Being a lady of scholarship and innovation, we saw this twitter and immediately slid into a man’s DMs, demanding seeking kindly to know how it all “happened.” Here is what he told me, sans editing:

Well we customarily do unequivocally janky pourover in a mornings yet we like to have an aeropress in a afternoon sometimes, to get me by work or before we lift or do BJJ, and I’d bought some honeyed precipitated divert so we could still have coffee depending on how a stay during home orders went with amicable enmity etc. (Like if we couldn’t get uninformed milk, that is how we customarily take it). And this afternoon we was like… wait… a AeroPress fits right into a can, and a can has all those tasty somewhat caramelized crunchy pieces during a bottom…

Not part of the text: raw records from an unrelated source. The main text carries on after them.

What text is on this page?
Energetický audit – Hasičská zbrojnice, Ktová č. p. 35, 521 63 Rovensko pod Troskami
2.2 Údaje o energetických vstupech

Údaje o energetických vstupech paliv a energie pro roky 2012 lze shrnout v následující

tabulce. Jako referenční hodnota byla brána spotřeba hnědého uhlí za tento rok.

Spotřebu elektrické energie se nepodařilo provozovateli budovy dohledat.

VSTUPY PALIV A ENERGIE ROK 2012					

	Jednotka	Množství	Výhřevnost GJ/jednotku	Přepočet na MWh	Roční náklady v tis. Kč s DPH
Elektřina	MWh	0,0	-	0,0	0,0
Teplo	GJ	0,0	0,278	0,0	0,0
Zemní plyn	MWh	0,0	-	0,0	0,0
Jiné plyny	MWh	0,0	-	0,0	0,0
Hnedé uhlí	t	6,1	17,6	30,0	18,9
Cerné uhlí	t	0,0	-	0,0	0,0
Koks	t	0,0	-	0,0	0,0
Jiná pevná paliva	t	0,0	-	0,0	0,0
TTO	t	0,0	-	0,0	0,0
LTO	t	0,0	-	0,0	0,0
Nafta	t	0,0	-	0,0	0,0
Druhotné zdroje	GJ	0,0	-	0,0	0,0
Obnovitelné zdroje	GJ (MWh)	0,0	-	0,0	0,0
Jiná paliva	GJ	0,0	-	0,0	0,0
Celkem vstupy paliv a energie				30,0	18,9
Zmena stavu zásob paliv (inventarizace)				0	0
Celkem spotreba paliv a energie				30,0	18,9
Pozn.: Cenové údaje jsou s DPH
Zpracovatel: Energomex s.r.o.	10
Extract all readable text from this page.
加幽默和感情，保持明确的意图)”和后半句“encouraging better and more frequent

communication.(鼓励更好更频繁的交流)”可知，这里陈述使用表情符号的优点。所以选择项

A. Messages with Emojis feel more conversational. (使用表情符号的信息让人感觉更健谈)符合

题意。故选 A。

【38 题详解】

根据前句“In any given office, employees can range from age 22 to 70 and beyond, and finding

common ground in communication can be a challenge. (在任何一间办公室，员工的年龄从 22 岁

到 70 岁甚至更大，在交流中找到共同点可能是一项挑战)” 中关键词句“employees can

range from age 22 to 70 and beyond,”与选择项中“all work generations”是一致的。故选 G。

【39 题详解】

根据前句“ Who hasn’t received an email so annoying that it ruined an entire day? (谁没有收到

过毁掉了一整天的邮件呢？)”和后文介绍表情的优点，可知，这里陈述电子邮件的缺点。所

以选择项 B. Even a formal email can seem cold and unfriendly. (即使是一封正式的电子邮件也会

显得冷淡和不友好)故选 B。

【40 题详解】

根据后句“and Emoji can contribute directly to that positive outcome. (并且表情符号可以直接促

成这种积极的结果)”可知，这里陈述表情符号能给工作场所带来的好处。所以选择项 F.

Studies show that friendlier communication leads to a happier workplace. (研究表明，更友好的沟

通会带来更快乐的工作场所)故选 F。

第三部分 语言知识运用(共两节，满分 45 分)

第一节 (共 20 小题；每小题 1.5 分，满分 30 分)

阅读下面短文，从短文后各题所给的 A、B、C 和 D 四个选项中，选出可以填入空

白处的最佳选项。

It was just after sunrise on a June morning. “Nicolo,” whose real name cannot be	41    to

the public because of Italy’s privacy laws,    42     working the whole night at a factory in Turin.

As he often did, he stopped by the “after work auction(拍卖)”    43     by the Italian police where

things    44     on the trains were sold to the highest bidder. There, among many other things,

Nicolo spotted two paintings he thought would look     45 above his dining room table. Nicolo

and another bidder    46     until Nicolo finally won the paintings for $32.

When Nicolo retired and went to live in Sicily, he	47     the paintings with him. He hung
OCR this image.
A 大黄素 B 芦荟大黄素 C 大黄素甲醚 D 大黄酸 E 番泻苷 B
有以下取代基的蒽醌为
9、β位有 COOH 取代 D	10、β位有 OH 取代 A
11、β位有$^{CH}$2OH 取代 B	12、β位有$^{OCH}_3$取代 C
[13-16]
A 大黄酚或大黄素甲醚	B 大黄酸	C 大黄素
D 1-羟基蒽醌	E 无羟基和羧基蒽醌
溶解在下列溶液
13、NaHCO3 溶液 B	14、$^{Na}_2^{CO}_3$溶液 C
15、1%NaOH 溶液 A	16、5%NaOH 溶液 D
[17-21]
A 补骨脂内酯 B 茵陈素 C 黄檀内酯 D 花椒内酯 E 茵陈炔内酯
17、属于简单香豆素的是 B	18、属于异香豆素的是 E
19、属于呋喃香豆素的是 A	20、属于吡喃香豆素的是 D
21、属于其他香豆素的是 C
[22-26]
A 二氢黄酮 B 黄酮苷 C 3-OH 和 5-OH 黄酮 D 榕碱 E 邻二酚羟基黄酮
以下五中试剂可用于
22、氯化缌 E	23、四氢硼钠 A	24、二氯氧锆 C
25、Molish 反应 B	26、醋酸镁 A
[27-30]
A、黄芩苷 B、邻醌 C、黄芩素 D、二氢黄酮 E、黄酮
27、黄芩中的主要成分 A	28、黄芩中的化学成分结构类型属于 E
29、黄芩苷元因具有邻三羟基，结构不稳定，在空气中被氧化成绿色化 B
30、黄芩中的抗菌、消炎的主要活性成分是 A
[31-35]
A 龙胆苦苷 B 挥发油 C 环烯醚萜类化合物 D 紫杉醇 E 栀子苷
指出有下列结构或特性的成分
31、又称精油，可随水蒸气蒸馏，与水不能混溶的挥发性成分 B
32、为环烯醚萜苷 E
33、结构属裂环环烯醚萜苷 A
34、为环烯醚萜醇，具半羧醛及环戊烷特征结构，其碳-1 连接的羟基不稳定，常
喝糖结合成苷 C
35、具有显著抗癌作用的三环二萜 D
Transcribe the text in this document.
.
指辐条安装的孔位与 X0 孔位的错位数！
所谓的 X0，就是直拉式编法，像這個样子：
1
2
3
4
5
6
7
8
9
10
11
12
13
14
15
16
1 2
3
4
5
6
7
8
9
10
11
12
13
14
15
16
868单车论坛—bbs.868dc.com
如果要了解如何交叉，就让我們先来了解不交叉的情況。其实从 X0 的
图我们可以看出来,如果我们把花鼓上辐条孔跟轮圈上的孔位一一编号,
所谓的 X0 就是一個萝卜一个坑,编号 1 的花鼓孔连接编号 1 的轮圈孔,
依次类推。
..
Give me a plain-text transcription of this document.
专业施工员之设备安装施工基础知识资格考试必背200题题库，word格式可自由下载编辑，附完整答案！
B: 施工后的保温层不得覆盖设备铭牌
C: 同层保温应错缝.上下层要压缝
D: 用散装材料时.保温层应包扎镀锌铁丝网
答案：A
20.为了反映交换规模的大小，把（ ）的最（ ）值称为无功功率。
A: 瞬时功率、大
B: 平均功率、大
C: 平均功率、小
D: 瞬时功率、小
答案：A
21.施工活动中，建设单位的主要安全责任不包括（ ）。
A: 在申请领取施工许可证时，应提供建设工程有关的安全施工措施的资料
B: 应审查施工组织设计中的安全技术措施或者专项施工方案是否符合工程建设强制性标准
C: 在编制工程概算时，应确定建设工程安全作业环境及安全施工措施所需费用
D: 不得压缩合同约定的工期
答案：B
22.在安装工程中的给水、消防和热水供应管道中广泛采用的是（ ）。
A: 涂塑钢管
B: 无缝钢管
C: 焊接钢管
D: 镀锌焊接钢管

The rest, as they say, is (very recent) history. Obviously, this works best if we have already used some of a precipitated milk; a ratio of a integrate of a tablespoon or so for each 6 ounces of coffee is ideal. But it’s a unequivocally fantastic approach to purify an almost-empty can, ensuring we make use of each final bit of sweetened goodness, including those unequivocally critical caramelized crunchy bits. If we don’t have an AeroPress I suspect you can also only pour season coffee into a can or use it to locate a shot of espresso. But the AeroPress process is only so elegant though, and we know how most we adore elegance.